A impagável sensação de pisar firme, de sentir que aquele chão era seu, foi substituída, ultimamente, pela sensação de lingeries sobre a pele. E mais, a mania veio com a descoberta que ainda era um organismo vivo, pulsante. Sublimara por tanto tempo sua natureza de fêmea, que quase aos 50 anos, se descobrir desejada e desejando era motivo para seu próprio espanto.
Com as lingeries, as fantasias retornaram. Intimamente, xingou aquele infeliz que, com seu desinteresse, sufocou sua capacidade de sonhar, de desejar. Depois xingou a si mesma:-Burra! Eu que me permiti sucumbir!
Olhava agora para os homens e se sentia olhada por eles. Era uma sensação boa, de poder. De se saber ainda capaz de interessar alguém, de sentir que, aberta para a vida, mais dia menos dia encontraria alguém para dividir a solidão dos seus dias. Casar? Nunca mais! Ser dona de seu nariz, não precisar dar satisfação de sua vida pra ninguém, isso não tinha preço.
Sempre quis e fantasiou o amor de um homem que gostasse do seu cheiro de mulher, do gosto do seu beijo, da textura de sua língua, do calor e da umidade de seu sexo, da selvagem delicadeza dos seus arranhões e mordidas de amor, da sensualidade do seu jeito brejeiro, de aparente timidez, do seu gosto por se dar meio vestida, a lingerie sugerindo aventuras.
“Aquilo”- como se referia ao ex, nem ligava se dormisse de camiseta puída ou pijama de seda. Na hora do sexo apagava a luz, arrancava sua roupa sem qualquer delicadeza e silencioso, não se interessava se ela queria estar ali ou não. Quando algumas vezes ousou algo mais, foi desencorajada:- Você quer ser tratada como uma puta, é isso?
-Sim, sim! Gritaria, se coragem tivesse.
-Se, para me sentir mulher por inteiro, preciso ser puta, eu quero sim!Estou farta de ser só depósito de esperma! E o que é uma puta senão outra mulher, como eu?

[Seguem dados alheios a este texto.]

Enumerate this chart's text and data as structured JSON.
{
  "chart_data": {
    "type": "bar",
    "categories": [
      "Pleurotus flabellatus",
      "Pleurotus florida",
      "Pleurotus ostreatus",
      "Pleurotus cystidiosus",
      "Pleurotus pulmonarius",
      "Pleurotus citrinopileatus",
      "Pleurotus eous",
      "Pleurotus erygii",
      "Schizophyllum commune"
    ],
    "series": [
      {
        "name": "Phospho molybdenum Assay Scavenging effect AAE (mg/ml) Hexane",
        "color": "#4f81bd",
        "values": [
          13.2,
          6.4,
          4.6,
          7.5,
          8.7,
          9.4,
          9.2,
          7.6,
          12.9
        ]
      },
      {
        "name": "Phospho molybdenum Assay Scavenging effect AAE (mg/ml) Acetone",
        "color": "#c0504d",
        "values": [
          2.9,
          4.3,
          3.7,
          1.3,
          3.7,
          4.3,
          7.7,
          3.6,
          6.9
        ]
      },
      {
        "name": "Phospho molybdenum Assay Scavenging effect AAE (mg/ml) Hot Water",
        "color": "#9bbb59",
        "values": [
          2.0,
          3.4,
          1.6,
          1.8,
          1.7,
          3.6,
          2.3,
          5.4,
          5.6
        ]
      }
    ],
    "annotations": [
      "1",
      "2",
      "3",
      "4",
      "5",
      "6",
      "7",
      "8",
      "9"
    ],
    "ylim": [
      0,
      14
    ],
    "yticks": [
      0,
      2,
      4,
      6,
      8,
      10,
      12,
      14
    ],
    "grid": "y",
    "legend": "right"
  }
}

Nunca gritou. Nunca reagiu. Encolheu-se e caprichou no papel de excelente dona de casa e se voltou a sentir algum desejo, esqueceu. O trabalho fora e as tarefas de casa lhe consumiam o suficiente.

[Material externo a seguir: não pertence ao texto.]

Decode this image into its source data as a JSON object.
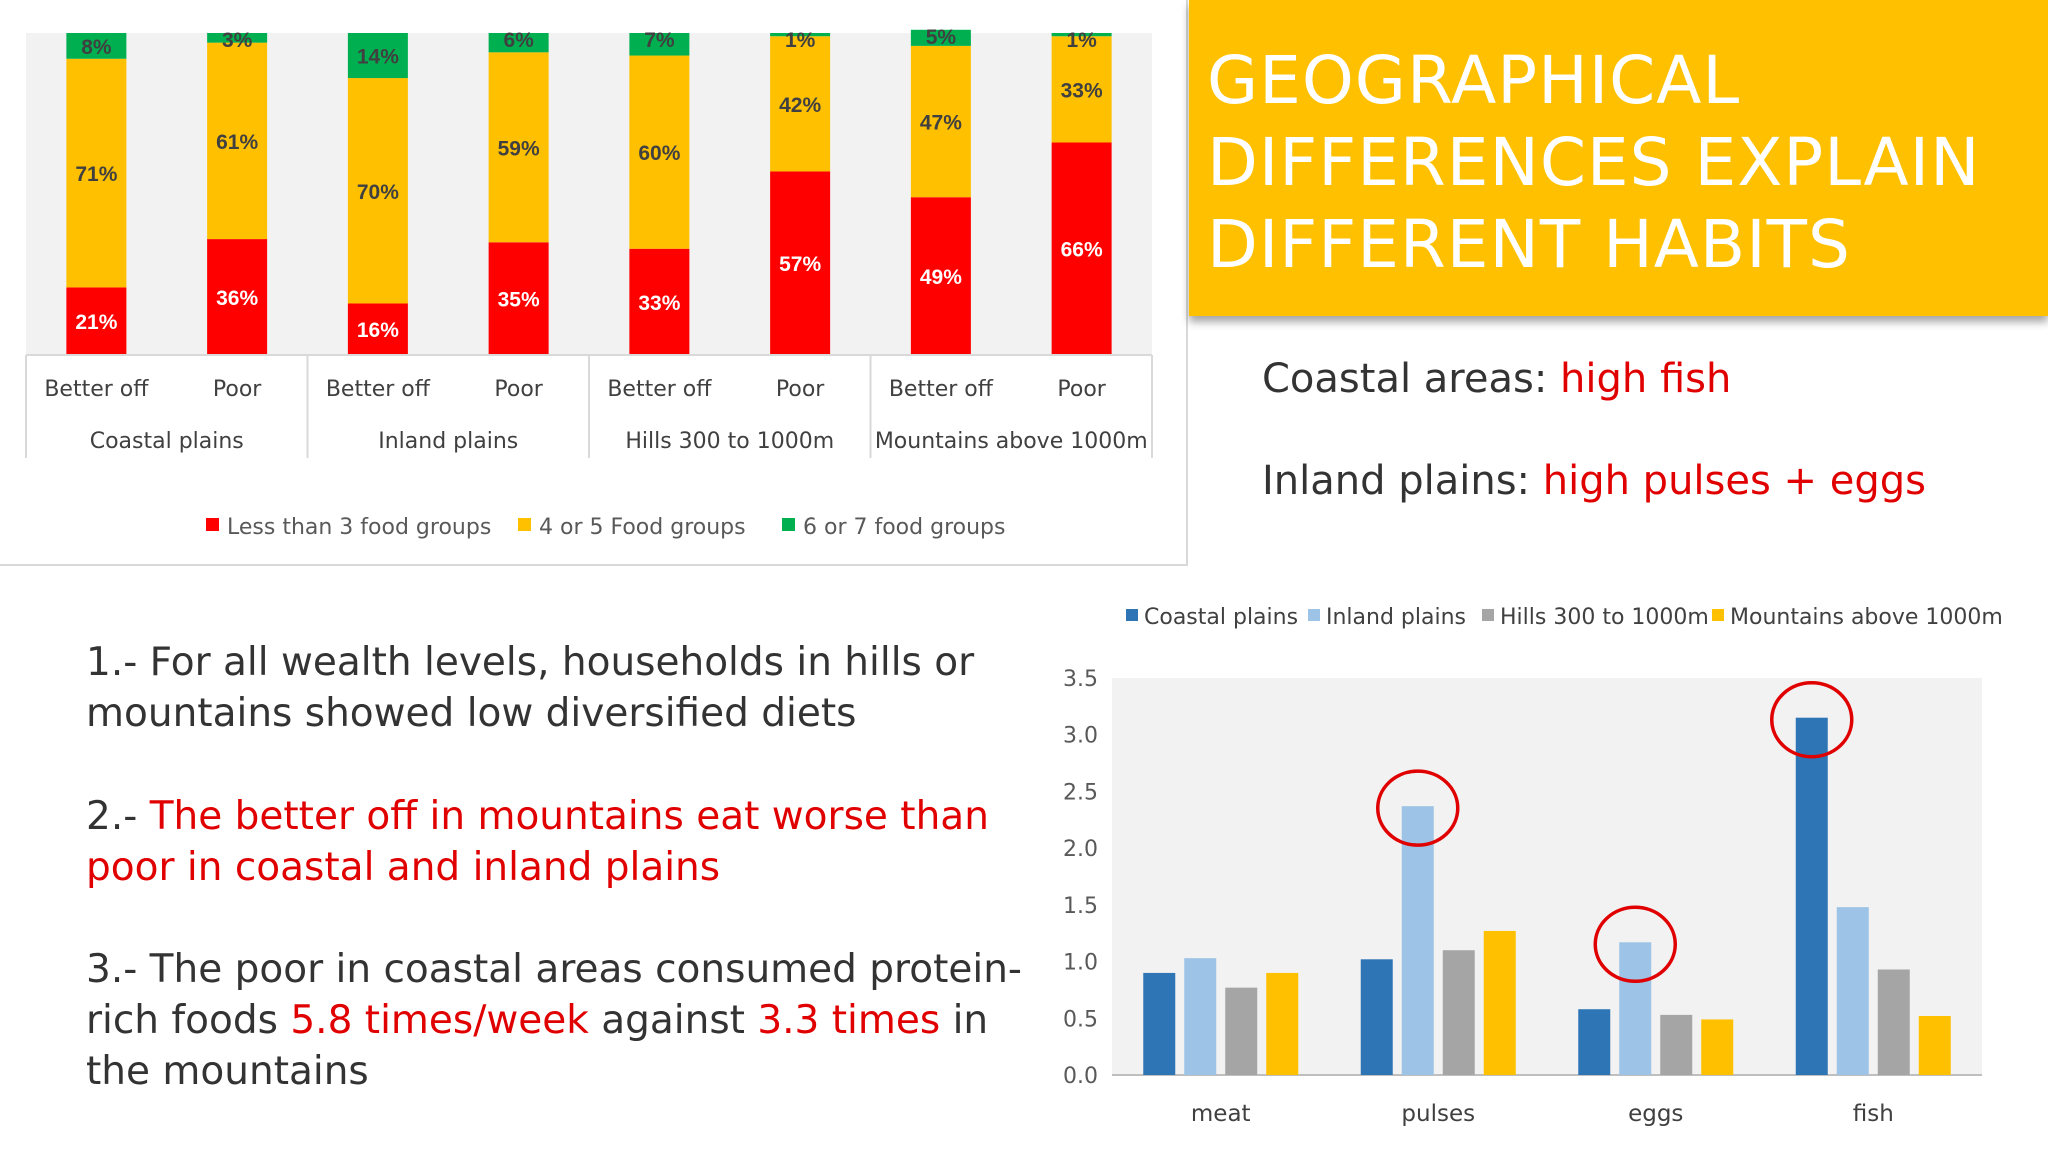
{
  "title": "GEOGRAPHICAL\nDIFFERENCES EXPLAIN\nDIFFERENT HABITS",
  "notes": [
    {
      "prefix": "Coastal areas: ",
      "highlight": "high fish"
    },
    {
      "prefix": "Inland plains: ",
      "highlight": "high pulses + eggs"
    }
  ],
  "points": {
    "p1": "1.- For all wealth levels, households in hills or mountains showed low diversified diets",
    "p2_prefix": "2.- ",
    "p2_highlight": "The better off in mountains eat worse than poor in coastal and inland plains",
    "p3_a": "3.- The poor in coastal areas consumed protein-rich foods ",
    "p3_b": "5.8 times/week",
    "p3_c": " against ",
    "p3_d": "3.3 times",
    "p3_e": " in the mountains"
  },
  "colors": {
    "red": "#ff0000",
    "yellow": "#ffc000",
    "green": "#00b050",
    "coastal": "#2e75b6",
    "inland": "#9dc3e6",
    "hills": "#a5a5a5",
    "mountains": "#ffc000",
    "accent_text": "#e00000"
  },
  "chart_data": [
    {
      "type": "bar",
      "stacked": true,
      "percent": true,
      "groups": [
        "Coastal plains",
        "Inland plains",
        "Hills 300 to 1000m",
        "Mountains above 1000m"
      ],
      "categories": [
        "Better off",
        "Poor",
        "Better off",
        "Poor",
        "Better off",
        "Poor",
        "Better off",
        "Poor"
      ],
      "series": [
        {
          "name": "Less than 3 food groups",
          "values": [
            21,
            36,
            16,
            35,
            33,
            57,
            49,
            66
          ]
        },
        {
          "name": "4 or 5 Food groups",
          "values": [
            71,
            61,
            70,
            59,
            60,
            42,
            47,
            33
          ]
        },
        {
          "name": "6 or 7 food groups",
          "values": [
            8,
            3,
            14,
            6,
            7,
            1,
            5,
            1
          ]
        }
      ],
      "labels": [
        [
          "21%",
          "71%",
          "8%"
        ],
        [
          "36%",
          "61%",
          "3%"
        ],
        [
          "16%",
          "70%",
          "14%"
        ],
        [
          "35%",
          "59%",
          "6%"
        ],
        [
          "33%",
          "60%",
          "7%"
        ],
        [
          "57%",
          "42%",
          "1%"
        ],
        [
          "49%",
          "47%",
          "5%"
        ],
        [
          "66%",
          "33%",
          "1%"
        ]
      ],
      "ylim": [
        0,
        100
      ],
      "legend": "bottom"
    },
    {
      "type": "bar",
      "categories": [
        "meat",
        "pulses",
        "eggs",
        "fish"
      ],
      "series": [
        {
          "name": "Coastal plains",
          "values": [
            0.9,
            1.02,
            0.58,
            3.15
          ]
        },
        {
          "name": "Inland plains",
          "values": [
            1.03,
            2.37,
            1.17,
            1.48
          ]
        },
        {
          "name": "Hills 300 to 1000m",
          "values": [
            0.77,
            1.1,
            0.53,
            0.93
          ]
        },
        {
          "name": "Mountains above 1000m",
          "values": [
            0.9,
            1.27,
            0.49,
            0.52
          ]
        }
      ],
      "yticks": [
        "0.0",
        "0.5",
        "1.0",
        "1.5",
        "2.0",
        "2.5",
        "3.0",
        "3.5"
      ],
      "ylim": [
        0,
        3.5
      ],
      "legend": "top",
      "highlighted": [
        {
          "category": "pulses",
          "series": "Inland plains"
        },
        {
          "category": "eggs",
          "series": "Inland plains"
        },
        {
          "category": "fish",
          "series": "Coastal plains"
        }
      ]
    }
  ]
}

Com a mania das lingeries, voltou a se olhar, a se interessar pelo próprio corpo.Vestia uma das muitas que vivia comprando, fazia uma maquiagem bem leve, um toque da colônia favorita e imaginava um “alguém” que chegava e a surpreendia assim, pronta para o amor.

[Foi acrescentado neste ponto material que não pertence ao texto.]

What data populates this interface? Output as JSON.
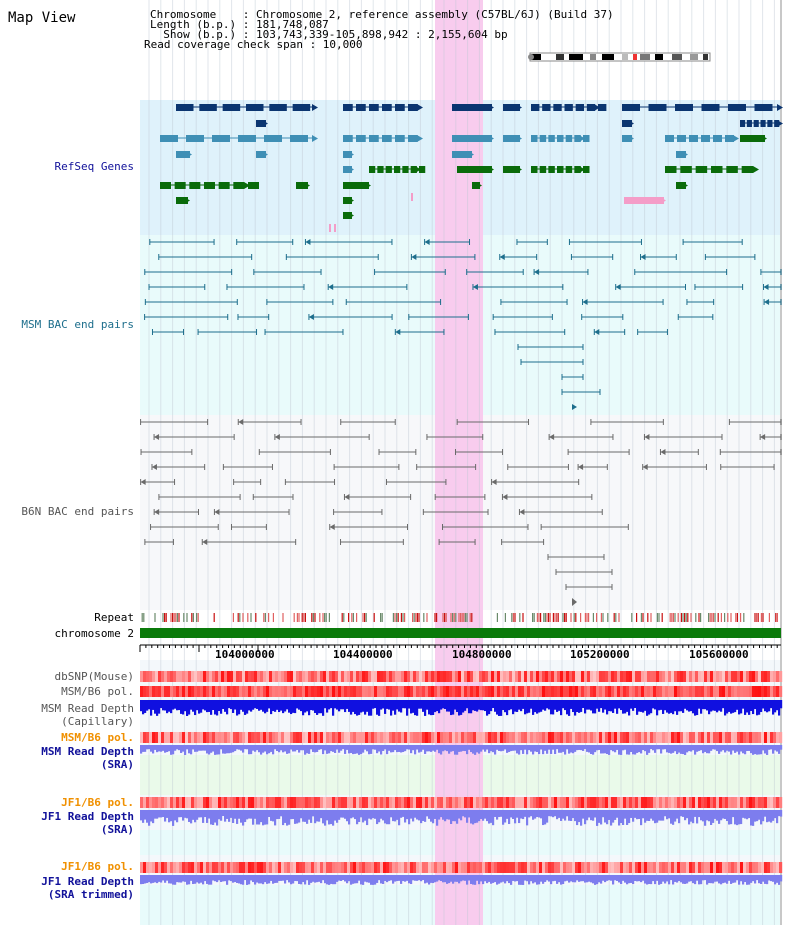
{
  "header": {
    "view_title": "Map View",
    "chromosome_line": "Chromosome    : Chromosome 2, reference assembly (C57BL/6J) (Build 37)",
    "length_line": "Length (b.p.) : 181,748,087",
    "show_line": "  Show (b.p.) : 103,743,339-105,898,942 : 2,155,604 bp",
    "coverage_line": "Read coverage check span : 10,000"
  },
  "tracks": {
    "refseq": "RefSeq Genes",
    "msm_bac": "MSM BAC end pairs",
    "b6n_bac": "B6N BAC end pairs",
    "repeat": "Repeat",
    "chromosome": "chromosome 2",
    "dbsnp": "dbSNP(Mouse)",
    "msm_b6_pol": "MSM/B6 pol.",
    "msm_depth_cap_1": "MSM Read Depth",
    "msm_depth_cap_2": "(Capillary)",
    "msm_b6_pol_2": "MSM/B6 pol.",
    "msm_depth_sra_1": "MSM Read Depth",
    "msm_depth_sra_2": "(SRA)",
    "jf1_b6_pol": "JF1/B6 pol.",
    "jf1_depth_sra_1": "JF1 Read Depth",
    "jf1_depth_sra_2": "(SRA)",
    "jf1_b6_pol_2": "JF1/B6 pol.",
    "jf1_depth_trim_1": "JF1 Read Depth",
    "jf1_depth_trim_2": "(SRA trimmed)"
  },
  "ruler": {
    "ticks": [
      "104000000",
      "104400000",
      "104800000",
      "105200000",
      "105600000"
    ]
  },
  "colors": {
    "refseq_bg": "#dff2fb",
    "msm_bg": "#e9fbfb",
    "b6n_bg": "#f7f8fa",
    "highlight": "#f8ccee",
    "gene_dark": "#0b3570",
    "gene_mid": "#3f8fb5",
    "gene_green": "#0a6b0a",
    "msm_pair": "#1d6e8c",
    "b6n_pair": "#6a6a6a",
    "chromosome_bar": "#0a7a0a",
    "depth_blue": "#1010e0",
    "depth_light_blue": "#7d7dee",
    "pol_red": "#ee3333",
    "label_blue": "#11119a",
    "label_orange": "#f09000",
    "label_teal": "#1d6e8c"
  }
}
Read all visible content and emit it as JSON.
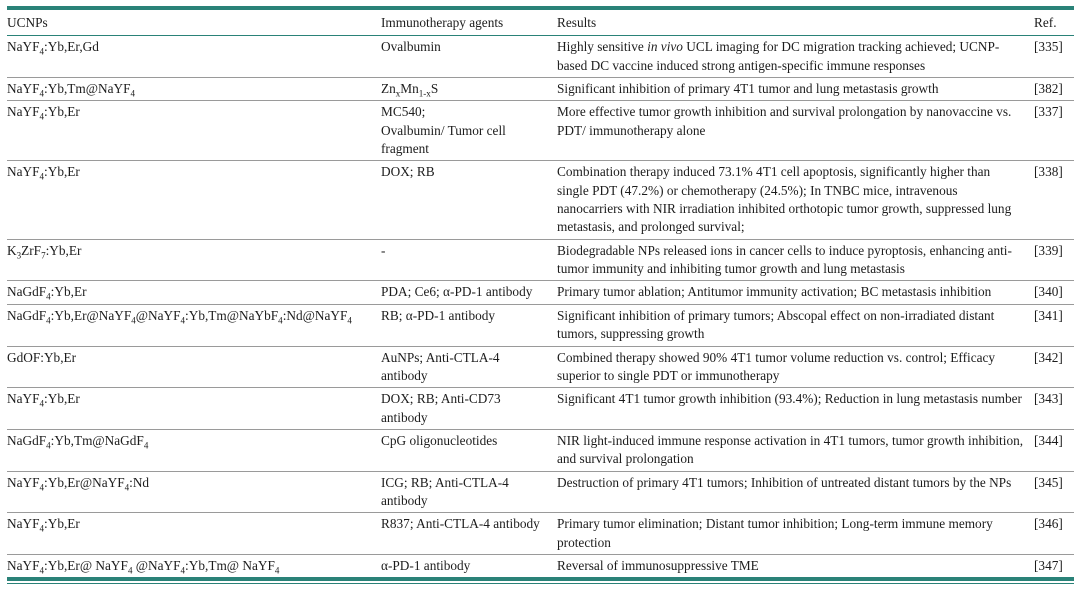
{
  "colors": {
    "accent_teal": "#2a8278",
    "row_rule_gray": "#9a9a9a",
    "text_ink": "#1c1c1c"
  },
  "table": {
    "columns": [
      {
        "label": "UCNPs"
      },
      {
        "label": "Immunotherapy agents"
      },
      {
        "label": "Results"
      },
      {
        "label": "Ref."
      }
    ],
    "rows": [
      {
        "ucnp": [
          {
            "t": "NaYF"
          },
          {
            "t": "4",
            "sub": true
          },
          {
            "t": ":Yb,Er,Gd"
          }
        ],
        "agents": "Ovalbumin",
        "results": [
          {
            "t": "Highly sensitive "
          },
          {
            "t": "in vivo",
            "italic": true
          },
          {
            "t": " UCL imaging for DC migration tracking achieved; UCNP-based DC vaccine induced strong antigen-specific immune responses"
          }
        ],
        "ref": "[335]"
      },
      {
        "ucnp": [
          {
            "t": "NaYF"
          },
          {
            "t": "4",
            "sub": true
          },
          {
            "t": ":Yb,Tm@NaYF"
          },
          {
            "t": "4",
            "sub": true
          }
        ],
        "agents": [
          {
            "t": "Zn"
          },
          {
            "t": "x",
            "sub": true
          },
          {
            "t": "Mn"
          },
          {
            "t": "1-x",
            "sub": true
          },
          {
            "t": "S"
          }
        ],
        "results": "Significant inhibition of primary 4T1 tumor and lung metastasis growth",
        "ref": "[382]"
      },
      {
        "ucnp": [
          {
            "t": "NaYF"
          },
          {
            "t": "4",
            "sub": true
          },
          {
            "t": ":Yb,Er"
          }
        ],
        "agents": "MC540;\nOvalbumin/ Tumor cell fragment",
        "results": "More effective tumor growth inhibition and survival prolongation by nanovaccine vs. PDT/ immunotherapy alone",
        "ref": "[337]"
      },
      {
        "ucnp": [
          {
            "t": "NaYF"
          },
          {
            "t": "4",
            "sub": true
          },
          {
            "t": ":Yb,Er"
          }
        ],
        "agents": "DOX; RB",
        "results": "Combination therapy induced 73.1% 4T1 cell apoptosis, significantly higher than single PDT (47.2%) or chemotherapy (24.5%); In TNBC mice, intravenous nanocarriers with NIR irradiation inhibited orthotopic tumor growth, suppressed lung metastasis, and prolonged survival;",
        "ref": "[338]"
      },
      {
        "ucnp": [
          {
            "t": "K"
          },
          {
            "t": "3",
            "sub": true
          },
          {
            "t": "ZrF"
          },
          {
            "t": "7",
            "sub": true
          },
          {
            "t": ":Yb,Er"
          }
        ],
        "agents": "-",
        "results": "Biodegradable NPs released ions in cancer cells to induce pyroptosis, enhancing anti-tumor immunity and inhibiting tumor growth and lung metastasis",
        "ref": "[339]"
      },
      {
        "ucnp": [
          {
            "t": "NaGdF"
          },
          {
            "t": "4",
            "sub": true
          },
          {
            "t": ":Yb,Er"
          }
        ],
        "agents": "PDA; Ce6; α-PD-1 antibody",
        "results": "Primary tumor ablation; Antitumor immunity activation; BC metastasis inhibition",
        "ref": "[340]"
      },
      {
        "ucnp": [
          {
            "t": "NaGdF"
          },
          {
            "t": "4",
            "sub": true
          },
          {
            "t": ":Yb,Er@NaYF"
          },
          {
            "t": "4",
            "sub": true
          },
          {
            "t": "@NaYF"
          },
          {
            "t": "4",
            "sub": true
          },
          {
            "t": ":Yb,Tm@NaYbF"
          },
          {
            "t": "4",
            "sub": true
          },
          {
            "t": ":Nd@NaYF"
          },
          {
            "t": "4",
            "sub": true
          }
        ],
        "agents": "RB; α-PD-1 antibody",
        "results": "Significant inhibition of primary tumors; Abscopal effect on non-irradiated distant tumors, suppressing growth",
        "ref": "[341]"
      },
      {
        "ucnp": "GdOF:Yb,Er",
        "agents": "AuNPs; Anti-CTLA-4 antibody",
        "results": "Combined therapy showed 90% 4T1 tumor volume reduction vs. control; Efficacy superior to single PDT or immunotherapy",
        "ref": "[342]"
      },
      {
        "ucnp": [
          {
            "t": "NaYF"
          },
          {
            "t": "4",
            "sub": true
          },
          {
            "t": ":Yb,Er"
          }
        ],
        "agents": "DOX; RB; Anti-CD73 antibody",
        "results": "Significant 4T1 tumor growth inhibition (93.4%); Reduction in lung metastasis number",
        "ref": "[343]"
      },
      {
        "ucnp": [
          {
            "t": "NaGdF"
          },
          {
            "t": "4",
            "sub": true
          },
          {
            "t": ":Yb,Tm@NaGdF"
          },
          {
            "t": "4",
            "sub": true
          }
        ],
        "agents": "CpG oligonucleotides",
        "results": "NIR light-induced immune response activation in 4T1 tumors, tumor growth inhibition, and survival prolongation",
        "ref": "[344]"
      },
      {
        "ucnp": [
          {
            "t": "NaYF"
          },
          {
            "t": "4",
            "sub": true
          },
          {
            "t": ":Yb,Er@NaYF"
          },
          {
            "t": "4",
            "sub": true
          },
          {
            "t": ":Nd"
          }
        ],
        "agents": "ICG; RB; Anti-CTLA-4 antibody",
        "results": "Destruction of primary 4T1 tumors; Inhibition of untreated distant tumors by the NPs",
        "ref": "[345]"
      },
      {
        "ucnp": [
          {
            "t": "NaYF"
          },
          {
            "t": "4",
            "sub": true
          },
          {
            "t": ":Yb,Er"
          }
        ],
        "agents": "R837; Anti-CTLA-4 antibody",
        "results": "Primary tumor elimination; Distant tumor inhibition; Long-term immune memory protection",
        "ref": "[346]"
      },
      {
        "ucnp": [
          {
            "t": "NaYF"
          },
          {
            "t": "4",
            "sub": true
          },
          {
            "t": ":Yb,Er@ NaYF"
          },
          {
            "t": "4",
            "sub": true
          },
          {
            "t": " @NaYF"
          },
          {
            "t": "4",
            "sub": true
          },
          {
            "t": ":Yb,Tm@ NaYF"
          },
          {
            "t": "4",
            "sub": true
          }
        ],
        "agents": "α-PD-1 antibody",
        "results": "Reversal of immunosuppressive TME",
        "ref": "[347]"
      }
    ]
  }
}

Na fantasia, a linguagem do desejo faria o resto. Abraço demorado, para sentir o corpo e o cheiro um do outro. Afagos, carinho nos cabelos, beijos leves, pressentidos e depois cheios de paixão, demorados, molhados. Pequenas mordidas, para sentir o gosto da pele, para arrepiar a alma.
Sem pressa, mas com a urgência de quem arde, explorariam cada centímetro de seus corpos. Um jogo de sedução, de desejo escancarado, sem nenhuma vergonha de ser caça e caçadora, de ousar, de ser em essência, fêmea.
“Seu” homem lhe sussurraria coisas que sempre quis ouvir: delicadezas, gemidos, murmúrios de carinho, obscenidades que soariam como música em seus ouvidos acostumados ao silêncio da indiferença. Esses “dizeres de amor” seriam as senhas que desarmariam suas últimas defesas.
Ali, fêmea no cio, se permitiria viver essa paixão, se entregar por inteiro, saciar sua fome de vida. “Seu” amado a tomaria, enlouquecido por seu cheiro, por seu gosto. E ela explodiria em sua boca, enlouquecida também e gritando seu nome, mãos em seus cabelos, unhas em seus ombros.
Encantado com tamanha fúria amorosa ele agora se deixaria devorar, mel nos olhos, boca sedenta de beijos, mordidas, sussurros e gemidos que encheriam aquele lugar de amor e luxúria. A mulher delicada daria lugar a uma fera que ele amaria amansar.
Quando, exausta, suspirando, desabasse em seus braços ele a cumularia de beijos, de muito mais carinho e mostraria para ela o quanto a queria e desejava. Ela se refaria e receberia então sua fúria de macho satisfazendo sua fêmea, em seu corpo de mulher que se entrega e ama sem limites e sem pudores.
No ápice de sua fantasia, Olívia sabia que, em algum lugar, alguém espera por uma mulher assim.